PUBLIC ENEMIES de Michael Mann (2009) Note : 5/10

1933. John Dillinger et sa bande sévissent dans le Chicago de l’après-crise de 29. Les banques sont les premières cibles des criminels devenus héros populaires d’une Amérique en déliquescence A
l’image d’Al Capone, Dillinger fascine autant qu’il effraie un public lésé par les spéculations à outrance. En riposte, les autorités américaines déclarent la guerre au crime et crée le FBI. avec
à sa tête John Edgar Hoover.

Oui mais voilà : le contexte politique et social dans lequel évolue Dillinger n’intéresse pas Michael Mann. John Dillinger c’est Johnny Depp qui prend des poses de malfrat, imite vaguement
James Cagney en levant le sourcil et sort des pseudo phrases cultes : « J’aime le baseball, le cinéma, la sape, les bolides et… vous ! ».

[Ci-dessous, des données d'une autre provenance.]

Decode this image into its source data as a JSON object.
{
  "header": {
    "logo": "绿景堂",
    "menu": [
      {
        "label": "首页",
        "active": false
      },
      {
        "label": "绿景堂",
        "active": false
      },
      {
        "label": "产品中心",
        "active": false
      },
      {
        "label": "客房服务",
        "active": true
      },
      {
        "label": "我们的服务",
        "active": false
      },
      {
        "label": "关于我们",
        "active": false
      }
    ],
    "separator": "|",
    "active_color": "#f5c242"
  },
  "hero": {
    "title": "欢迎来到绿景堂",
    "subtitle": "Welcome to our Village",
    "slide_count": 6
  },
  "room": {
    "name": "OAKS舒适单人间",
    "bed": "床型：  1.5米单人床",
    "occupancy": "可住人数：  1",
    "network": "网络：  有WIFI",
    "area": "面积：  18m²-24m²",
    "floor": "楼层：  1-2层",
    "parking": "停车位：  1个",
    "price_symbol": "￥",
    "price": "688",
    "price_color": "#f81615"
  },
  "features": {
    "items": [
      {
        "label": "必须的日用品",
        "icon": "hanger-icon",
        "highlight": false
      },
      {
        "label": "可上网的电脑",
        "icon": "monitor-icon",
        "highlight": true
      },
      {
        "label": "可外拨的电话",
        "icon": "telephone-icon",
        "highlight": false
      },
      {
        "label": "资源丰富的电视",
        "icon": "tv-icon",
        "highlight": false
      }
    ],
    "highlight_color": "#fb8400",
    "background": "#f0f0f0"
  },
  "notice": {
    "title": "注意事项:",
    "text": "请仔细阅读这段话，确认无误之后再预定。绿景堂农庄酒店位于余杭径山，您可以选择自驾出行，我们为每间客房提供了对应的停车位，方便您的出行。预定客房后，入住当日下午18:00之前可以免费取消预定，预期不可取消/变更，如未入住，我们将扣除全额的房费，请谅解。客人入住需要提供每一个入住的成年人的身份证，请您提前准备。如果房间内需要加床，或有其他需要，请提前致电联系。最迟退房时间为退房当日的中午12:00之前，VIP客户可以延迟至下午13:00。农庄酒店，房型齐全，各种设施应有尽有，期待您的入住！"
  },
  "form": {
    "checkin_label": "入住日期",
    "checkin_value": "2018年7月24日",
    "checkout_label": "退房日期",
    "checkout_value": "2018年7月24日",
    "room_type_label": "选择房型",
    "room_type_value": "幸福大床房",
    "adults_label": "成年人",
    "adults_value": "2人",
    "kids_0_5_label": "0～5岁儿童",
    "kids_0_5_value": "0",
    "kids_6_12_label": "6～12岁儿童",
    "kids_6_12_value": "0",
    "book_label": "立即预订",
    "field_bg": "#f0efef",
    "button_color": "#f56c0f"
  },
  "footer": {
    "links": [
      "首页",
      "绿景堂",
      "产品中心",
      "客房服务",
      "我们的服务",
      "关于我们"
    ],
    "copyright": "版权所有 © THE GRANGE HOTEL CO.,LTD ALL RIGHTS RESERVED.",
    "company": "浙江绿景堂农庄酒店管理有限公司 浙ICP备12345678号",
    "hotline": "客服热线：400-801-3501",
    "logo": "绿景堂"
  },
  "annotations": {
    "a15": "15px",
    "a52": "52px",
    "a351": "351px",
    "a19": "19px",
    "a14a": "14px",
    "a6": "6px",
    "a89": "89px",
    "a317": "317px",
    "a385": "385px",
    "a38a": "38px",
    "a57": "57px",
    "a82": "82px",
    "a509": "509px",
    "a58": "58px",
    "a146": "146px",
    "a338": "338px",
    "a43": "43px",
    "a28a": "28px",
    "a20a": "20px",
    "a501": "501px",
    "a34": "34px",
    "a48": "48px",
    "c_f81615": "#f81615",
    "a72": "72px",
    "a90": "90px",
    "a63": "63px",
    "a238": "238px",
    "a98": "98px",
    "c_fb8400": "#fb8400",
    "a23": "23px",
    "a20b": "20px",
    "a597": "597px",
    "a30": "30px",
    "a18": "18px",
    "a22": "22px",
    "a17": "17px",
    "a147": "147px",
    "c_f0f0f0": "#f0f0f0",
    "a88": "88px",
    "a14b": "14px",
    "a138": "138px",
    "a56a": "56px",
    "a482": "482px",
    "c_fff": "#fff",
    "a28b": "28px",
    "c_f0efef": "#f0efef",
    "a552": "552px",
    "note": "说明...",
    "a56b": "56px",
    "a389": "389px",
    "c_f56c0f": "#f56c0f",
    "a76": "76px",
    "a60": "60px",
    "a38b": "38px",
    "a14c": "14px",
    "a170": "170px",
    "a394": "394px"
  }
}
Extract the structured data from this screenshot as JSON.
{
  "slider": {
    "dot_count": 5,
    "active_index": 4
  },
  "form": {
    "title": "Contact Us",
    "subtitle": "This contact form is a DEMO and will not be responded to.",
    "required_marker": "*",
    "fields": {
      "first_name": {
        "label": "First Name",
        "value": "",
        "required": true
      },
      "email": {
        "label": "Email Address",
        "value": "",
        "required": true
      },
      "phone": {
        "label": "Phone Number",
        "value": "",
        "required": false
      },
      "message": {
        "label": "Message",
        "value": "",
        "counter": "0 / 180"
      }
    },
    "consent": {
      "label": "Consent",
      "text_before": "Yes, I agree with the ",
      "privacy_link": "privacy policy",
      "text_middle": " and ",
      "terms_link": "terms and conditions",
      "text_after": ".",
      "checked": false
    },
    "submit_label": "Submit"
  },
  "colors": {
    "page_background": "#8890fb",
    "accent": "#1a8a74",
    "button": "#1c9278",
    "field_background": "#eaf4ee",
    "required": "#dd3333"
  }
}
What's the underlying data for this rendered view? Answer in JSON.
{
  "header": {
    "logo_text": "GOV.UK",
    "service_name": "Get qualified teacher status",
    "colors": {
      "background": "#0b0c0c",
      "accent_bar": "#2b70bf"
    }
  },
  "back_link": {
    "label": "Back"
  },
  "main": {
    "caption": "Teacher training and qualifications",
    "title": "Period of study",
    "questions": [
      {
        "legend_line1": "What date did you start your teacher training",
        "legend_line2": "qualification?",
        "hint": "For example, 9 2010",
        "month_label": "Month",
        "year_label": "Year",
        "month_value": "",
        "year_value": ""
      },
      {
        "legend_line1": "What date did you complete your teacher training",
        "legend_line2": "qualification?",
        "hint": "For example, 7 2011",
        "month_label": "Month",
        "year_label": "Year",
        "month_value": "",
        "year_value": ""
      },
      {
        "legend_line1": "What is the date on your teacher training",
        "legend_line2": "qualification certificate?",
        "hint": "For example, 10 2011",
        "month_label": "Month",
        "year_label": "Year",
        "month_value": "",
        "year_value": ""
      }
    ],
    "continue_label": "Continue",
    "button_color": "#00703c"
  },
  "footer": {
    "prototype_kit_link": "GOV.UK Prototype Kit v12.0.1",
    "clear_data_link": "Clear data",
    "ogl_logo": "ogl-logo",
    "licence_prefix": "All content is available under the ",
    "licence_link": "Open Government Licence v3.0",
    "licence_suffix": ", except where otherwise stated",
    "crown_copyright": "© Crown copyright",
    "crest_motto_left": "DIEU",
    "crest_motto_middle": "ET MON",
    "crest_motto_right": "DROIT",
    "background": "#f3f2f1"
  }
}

Dillinger a une petite amie, Billie Frenchette (Marion Cotillard) pêchée dans un night-club où chante Diana Krall ! – pour l’ambiance jazz, on repassera. Quand Johnny embrasse Billie,
Michael Mann met de la musique spéciale mélo pour dire que c’est là qu’il faut s’émouvoir. Il alterne avec des scènes de fusillades spectaculaires malheureusement gâchées par des sons aigus
amplifiés : chargement d’un revolver, cliquetis de menottes ou ouverture de coffre-fort. Là, Michael Mann nous prévient qu’il y a de l’action. Christian Bale fait les gros yeux alors on sait
que ça va barder. Les personnages secondaires nous font aussi passer le message : les mafieux locaux jouent les Pacino avec une crédibilité toute relative, les tenancières de maisons closes
fument leur clope à la Garbo et les Marshals appelés en renfort ont le visage fermé pour avoir l’air méchant. Voilà pour l’ambiance années 30.  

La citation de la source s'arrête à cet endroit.